Obituario del fumador universitario

*Kitsch: Postura existencial y estética que excluye lo negativo (muerte, enfermedad, duda, ironía) para presentar una realidad falsa pero reconfortante.

Éramos fumadores. Eso, primero que todo.

La sociedad —el kitsch o los poderes fácticos, como se les llama cuando uno quiere sonar serio— fue cercando a los fumadores de cigarro despacio, con la paciencia de quien sabe que va a ganar. Y ganó. O está ganando. Todavía no termina, pero se nota.
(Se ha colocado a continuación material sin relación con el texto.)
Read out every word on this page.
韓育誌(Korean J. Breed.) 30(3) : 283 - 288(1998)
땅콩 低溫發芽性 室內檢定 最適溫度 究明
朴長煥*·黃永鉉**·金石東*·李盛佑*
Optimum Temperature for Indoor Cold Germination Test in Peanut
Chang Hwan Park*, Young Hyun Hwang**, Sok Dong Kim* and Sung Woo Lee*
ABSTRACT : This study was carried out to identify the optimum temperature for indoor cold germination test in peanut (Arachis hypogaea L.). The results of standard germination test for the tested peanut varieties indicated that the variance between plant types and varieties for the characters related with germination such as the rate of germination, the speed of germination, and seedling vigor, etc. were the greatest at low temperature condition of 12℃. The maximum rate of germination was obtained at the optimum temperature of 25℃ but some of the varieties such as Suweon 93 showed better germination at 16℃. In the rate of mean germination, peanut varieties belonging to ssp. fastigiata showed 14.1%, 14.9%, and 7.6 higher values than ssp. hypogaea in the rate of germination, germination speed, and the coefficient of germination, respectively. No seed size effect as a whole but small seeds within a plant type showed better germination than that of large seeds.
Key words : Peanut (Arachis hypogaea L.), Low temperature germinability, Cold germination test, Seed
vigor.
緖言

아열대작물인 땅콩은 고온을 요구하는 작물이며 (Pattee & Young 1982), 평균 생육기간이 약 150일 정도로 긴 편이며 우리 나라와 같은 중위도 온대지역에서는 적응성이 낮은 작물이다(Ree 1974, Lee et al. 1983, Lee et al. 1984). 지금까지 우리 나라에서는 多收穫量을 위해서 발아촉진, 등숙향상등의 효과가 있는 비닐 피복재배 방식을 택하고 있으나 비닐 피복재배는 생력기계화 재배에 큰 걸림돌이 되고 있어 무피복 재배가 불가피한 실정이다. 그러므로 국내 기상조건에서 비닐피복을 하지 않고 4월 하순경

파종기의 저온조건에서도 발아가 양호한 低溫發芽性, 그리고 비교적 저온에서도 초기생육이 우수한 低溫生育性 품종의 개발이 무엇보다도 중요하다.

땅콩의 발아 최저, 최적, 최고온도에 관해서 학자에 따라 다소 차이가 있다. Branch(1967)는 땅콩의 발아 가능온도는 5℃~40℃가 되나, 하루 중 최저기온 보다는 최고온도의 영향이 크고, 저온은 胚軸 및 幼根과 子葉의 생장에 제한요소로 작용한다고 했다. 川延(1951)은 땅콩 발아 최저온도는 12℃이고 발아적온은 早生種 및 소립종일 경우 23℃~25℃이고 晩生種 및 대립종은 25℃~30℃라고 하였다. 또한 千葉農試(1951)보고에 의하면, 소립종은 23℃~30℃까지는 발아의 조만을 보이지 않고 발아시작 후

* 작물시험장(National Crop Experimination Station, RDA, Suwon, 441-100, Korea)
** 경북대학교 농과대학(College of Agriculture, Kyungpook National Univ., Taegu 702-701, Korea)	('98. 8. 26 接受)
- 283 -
El fumador de marihuana no entiende esto; no es su culpa, simplemente no entiende. El vapeador tampoco, aunque finge que sí. Y los otros, los que viven sin consumir nada, los junkies de la sobriedad, esos se ríen. Y eso está bien, que se rían.

Cuando entré a la Pontificia Universidad Católica, me sentí, como pocas veces, orgulloso de pertenecer a algo: a la más fumadora de sus facultades, la Facultad de Derecho. En el patio fumábamos profesores y estudiantes juntos, que es una de las pocas situaciones en que eso ocurre de verdad. El cigarro como igualador social. Aspirábamos ese cilindro blanco —nuestro veneno, aunque también nuestra cura— y por un momento nadie era más que el otro —eso también lo fueron quitando—. Consumíamos su elixir gaseoso como placer, sí, pero sobre todo como señal de que seguíamos siendo adultos en un mundo que había decidido, sin consultarnos, que ya no lo éramos.

Por un tiempo —y qué hermoso fue ese tiempo— el patio de Derecho se volvió nuestra guarida, nuestro reino de Asturias después del desmoronamiento visigodo, con la Rectoría haciendo las veces de Emirato de Córdoba al otro lado de la colina. Pero a diferencia de los astures, que sobrevivieron y reconquistaron y dejaron su nombre en los mapas, nosotros no sobrevivimos. Nos excomulgaron. Sin balas, que es la peor manera. Un cartel, una norma, una reunión a la que nadie nos invitó.

Escribo esto para protestar. No sé exactamente contra qué, o no sé cómo nombrarlo sin que suene exagerado. Contra algo. Contra la idea de que alguien más sabe mejor que uno lo que uno debe hacer con su propio cuerpo y su propio tiempo.

Detengamos el kitsch.

O al menos nombremos lo que perdimos.